But rescinding that ill-advised rule change doesn't alter the fact that the House GOP still has relaxed ethics standards in the new Congress. For example, the House Ethics Committee no longer can proceed with an ethics investigation on a tie vote. Since the panel includes an equal number of members from each party, this is a prescription for stalemate. The change sharply reduces the chances that this partisan chamber will police itself.
Dovetailing nicely with that lower standard, the House GOP also pushed through a new rule that makes it easier for elected members and their staffers to take relatives along on trips paid by private groups with legislation before Congress. And the Republican chairman of the Ethics Committee, Rep. Joel Hefley of Colorado, says he expects to be demoted because he allowed the panel to chastise DeLay three times.
This flexing of partisan muscle in the House still pales next to the raw display of power that President Bush and Senate Majority Leader Bill Frist (R., Tenn.) are planning in the Senate.
The President couldn't even wait for his second inauguration to announce his intention to renominate 20 judicial candidates, most of them staunchly conservative, who had been blocked by Senate Democrats in his first term. (Among them is Peter Sheridan of Mercer County, N.J., nominated for a district court seat in Camden. New Jersey's Democratic Senators, Jon Corzine and Frank Lautenberg, oppose the nomination because Sheridan doesn't live in South Jersey.)
Yes, Bush may nominate whom he pleases, but this "in-your-face" maneuver scoffs at the very idea that the Senate is part of a separate branch of government with a constitutional duty of "advice and consent" on nominations. That role is most vital on judicial nominations; Cabinet members leave when the President does.
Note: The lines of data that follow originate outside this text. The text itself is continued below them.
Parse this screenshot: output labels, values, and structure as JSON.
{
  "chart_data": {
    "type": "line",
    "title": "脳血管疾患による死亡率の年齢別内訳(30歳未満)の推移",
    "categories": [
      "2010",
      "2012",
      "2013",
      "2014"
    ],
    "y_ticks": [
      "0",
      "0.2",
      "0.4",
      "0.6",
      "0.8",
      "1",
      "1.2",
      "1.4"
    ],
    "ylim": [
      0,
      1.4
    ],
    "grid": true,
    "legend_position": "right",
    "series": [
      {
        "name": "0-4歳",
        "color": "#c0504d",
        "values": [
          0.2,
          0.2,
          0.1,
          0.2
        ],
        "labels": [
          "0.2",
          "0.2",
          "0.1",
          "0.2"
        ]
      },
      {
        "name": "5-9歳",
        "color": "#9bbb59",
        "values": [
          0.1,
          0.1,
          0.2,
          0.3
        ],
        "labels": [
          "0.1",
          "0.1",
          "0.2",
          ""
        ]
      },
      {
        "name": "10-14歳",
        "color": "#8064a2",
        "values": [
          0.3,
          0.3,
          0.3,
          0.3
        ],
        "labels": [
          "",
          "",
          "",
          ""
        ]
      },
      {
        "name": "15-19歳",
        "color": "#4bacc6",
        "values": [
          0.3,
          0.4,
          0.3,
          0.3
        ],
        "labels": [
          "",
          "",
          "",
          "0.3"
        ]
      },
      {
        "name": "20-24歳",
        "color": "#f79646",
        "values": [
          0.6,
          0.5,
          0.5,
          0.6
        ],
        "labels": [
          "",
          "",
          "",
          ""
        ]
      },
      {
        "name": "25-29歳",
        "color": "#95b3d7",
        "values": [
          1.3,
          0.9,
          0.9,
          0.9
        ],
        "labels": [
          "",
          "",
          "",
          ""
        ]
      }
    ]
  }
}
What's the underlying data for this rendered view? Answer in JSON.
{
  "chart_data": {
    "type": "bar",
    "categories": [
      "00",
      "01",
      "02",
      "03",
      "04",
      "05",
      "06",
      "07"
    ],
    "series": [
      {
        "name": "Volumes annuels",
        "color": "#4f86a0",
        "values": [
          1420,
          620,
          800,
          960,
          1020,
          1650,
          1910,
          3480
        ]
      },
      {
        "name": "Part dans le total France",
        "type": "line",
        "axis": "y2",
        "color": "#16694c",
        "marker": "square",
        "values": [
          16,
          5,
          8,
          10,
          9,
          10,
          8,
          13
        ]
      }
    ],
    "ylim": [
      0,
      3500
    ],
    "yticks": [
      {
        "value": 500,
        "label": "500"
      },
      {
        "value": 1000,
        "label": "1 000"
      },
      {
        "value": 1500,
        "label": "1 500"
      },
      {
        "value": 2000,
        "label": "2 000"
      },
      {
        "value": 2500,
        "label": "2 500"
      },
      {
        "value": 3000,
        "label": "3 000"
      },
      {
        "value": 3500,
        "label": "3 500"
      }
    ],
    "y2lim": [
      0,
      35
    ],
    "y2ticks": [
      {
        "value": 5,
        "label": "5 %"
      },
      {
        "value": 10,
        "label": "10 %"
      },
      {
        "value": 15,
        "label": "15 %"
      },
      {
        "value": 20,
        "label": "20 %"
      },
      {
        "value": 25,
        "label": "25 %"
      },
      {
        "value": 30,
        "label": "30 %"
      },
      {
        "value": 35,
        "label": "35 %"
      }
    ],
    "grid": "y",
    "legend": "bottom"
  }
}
Judges serve for life.
No president ever gets everything he wants; that's good, because no one, not even a reelected president, is right 100 percent of the time.
The claim that Democrats have been unusually, brutally partisan in rejecting Bush nominees does not stand up to scrutiny. The Senate did approve 209 out of 229 of Bush's judicial nominees in his first term, 100 of them in the 17 months when Democrats controlled the chamber. Democrats have blocked 10 of Bush's 52 candidates for lifetime seats on appeals courts, or 19 percent. That's twice as cooperative as Senate Republicans were to President Clinton's nominees in his first term, when 38 percent of appeals court candidates were blocked. In eight years, Republicans blocked more than 60 of Clinton's judicial nominees.
The Senate Judiciary Committee no longer appears to be anything but a rubber-stamp for Bush's nominees, now that its chairman, Arlen Specter (R., Pa.), has been cowed by the strafing he took from conservative operatives late last year.
Most disturbing of all, now that Republicans have expanded their control of the Senate to 55 out of 100 seats, Frist has indicated that the GOP is likely to abolish the filibuster. This parliamentary weapon of last resort allows the minority party to block actions, such as voting on nominations, unless there are 60 votes to proceed. This tactic has been part of the nation's system of checks and balances for 200 years.
The filibuster isn't always used for laudable reasons. In 1957, the late Sen. Strom Thurmond filibustered for 24 hours and 18 minutes against a civil-rights bill. But if Senate Republicans could momentarily cool their lust for one-party domination, they might acknowledge why the filibuster has endured so long.
It forces the two parties to talk to each other, to work together, to seek compromise. Not just on nominations, but on all types of bills. It's a sensible guarantee that the entire country will be represented when Congress votes, not just 51 percent of it.
In the next few weeks, Capitol Hill Republicans will show us which they value more: compromise, or iron control.